Protein transport on DNA is at the core of the machinery of life. We have investigated the influence of DNA internal motion on the mobility of Hfq. Hfq is involved in several aspects of nucleic acid metabolism and is one of the nucleoid-associated proteins that shape the bacterial chromosome. Fluorescence microscopy was used to follow Hfq on double stranded DNA that was stretched by confinement to a channel with a diameter of 125 nm. The protein mobility shows a strong dependence on the internal motion of DNA in that slower motion results in faster protein diffusion. A model of intermittant diffusion is proposed that is based on three-dimensional diffusion through the interior of the DNA coil interspersed by periods in which the protein is immobilized in a bound state. We surmise that the coupling between DNA internal motion and protein mobility has important implications for DNA metabolism and protein-binding-related regulation of gene expression. The Journal of Physical Chemistry Letters 11, 8424-8429 (2020)

Genetic profiling would benefit from linearisation of ssDNA through the exposure of the unpaired bases to gene-targeting probes. This is compromised by ssDNA's high flexibility and tendency to form self-annealed structures. Here, we demonstrate that self-annealing can be avoided through controlled coating with a cationic-neutral diblock polypeptide copolymer. Coating does not preclude site-specific binding of fluorescence labelled oligonucleotides. Bottlebrush-coated ssDNA can be linearised by confinement inside a nanochannel or molecular combing. A stretch of 0.32 nm per nucleotide is achieved inside a channel with a cross-section of 100 nm and a two-fold excess of polypeptide with respect to DNA charge. With combing, the complexes are stretched to a similar extent. Atomic force microscopy of dried complexes on silica revealed that the contour and persistence lengths are close to those of dsDNA in the B-form. Labelling is based on hybridisation and not limited by restriction enzymes. Enzyme-free labelling offers new opportunities for the detection of specific sequences. The Journal of Physical Chemistry Letters 10, 316-321 (2019)

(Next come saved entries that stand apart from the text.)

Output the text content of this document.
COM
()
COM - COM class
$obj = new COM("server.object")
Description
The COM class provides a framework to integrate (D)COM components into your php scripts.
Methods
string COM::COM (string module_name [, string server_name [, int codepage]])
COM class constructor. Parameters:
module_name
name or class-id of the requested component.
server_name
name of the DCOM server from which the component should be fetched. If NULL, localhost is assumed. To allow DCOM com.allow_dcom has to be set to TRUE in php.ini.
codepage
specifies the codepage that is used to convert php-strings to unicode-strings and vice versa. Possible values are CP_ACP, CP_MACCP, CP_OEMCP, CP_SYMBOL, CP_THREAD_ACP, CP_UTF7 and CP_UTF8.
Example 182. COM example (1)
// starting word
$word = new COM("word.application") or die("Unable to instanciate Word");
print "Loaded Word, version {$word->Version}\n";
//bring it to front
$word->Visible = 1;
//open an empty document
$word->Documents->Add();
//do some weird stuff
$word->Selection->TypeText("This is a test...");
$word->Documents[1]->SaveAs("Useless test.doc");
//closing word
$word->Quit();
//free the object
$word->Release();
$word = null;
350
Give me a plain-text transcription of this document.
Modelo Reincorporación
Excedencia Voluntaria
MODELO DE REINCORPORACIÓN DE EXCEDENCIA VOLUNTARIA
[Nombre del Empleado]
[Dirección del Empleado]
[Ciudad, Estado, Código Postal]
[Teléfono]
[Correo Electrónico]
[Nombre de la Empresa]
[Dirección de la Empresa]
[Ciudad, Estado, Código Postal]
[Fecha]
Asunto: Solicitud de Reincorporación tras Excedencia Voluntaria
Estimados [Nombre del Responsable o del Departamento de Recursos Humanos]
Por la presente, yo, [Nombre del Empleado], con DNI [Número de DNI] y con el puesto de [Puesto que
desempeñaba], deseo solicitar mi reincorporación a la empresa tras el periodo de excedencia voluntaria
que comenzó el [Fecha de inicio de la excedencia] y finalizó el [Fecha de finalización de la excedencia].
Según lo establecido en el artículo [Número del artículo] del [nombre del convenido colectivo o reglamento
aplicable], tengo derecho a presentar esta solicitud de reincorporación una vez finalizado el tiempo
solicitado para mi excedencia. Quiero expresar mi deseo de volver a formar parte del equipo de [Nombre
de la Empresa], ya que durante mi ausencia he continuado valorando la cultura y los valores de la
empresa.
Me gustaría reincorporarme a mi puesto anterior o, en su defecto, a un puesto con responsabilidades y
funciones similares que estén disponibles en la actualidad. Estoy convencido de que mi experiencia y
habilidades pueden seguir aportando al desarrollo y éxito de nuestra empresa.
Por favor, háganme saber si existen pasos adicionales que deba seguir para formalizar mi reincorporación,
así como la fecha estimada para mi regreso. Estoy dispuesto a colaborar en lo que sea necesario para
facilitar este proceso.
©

DNA tangles and forms an elastic gel once the concentration exceeds a certain critical value. A test molecule (magenta) can only move in a snakelike fashion along the axial line of a tube of confinement (white), because lateral displacements are prohibited by entanglements (asterisks) with other molecules (blue). The density of entanglements and the molecular relaxation times determine the properties of the flow. Topoisomerase II is expected to play an essential role in DNA rheology, due to the removal of entanglements by the catalyzed double strand passage reaction. To test this conjecture, Kundukad and van der Maarel measured the elastic storage and viscous loss moduli of a model system composed of bacteriophage Lambda-DNA and human topoisomerase IIalpha. They observed that topoisomerase II indeed untangles DNA and transforms an initially entangled solution from an elastic gel to a viscous fluid depending on the consumption of ATP. Another aspect of their study is the effect of adenylyl-imidodiphosphate as a generic example of a topoisomerase II targeting anticancer drug. Biophysical Journal 99, 1906-1915 (2010).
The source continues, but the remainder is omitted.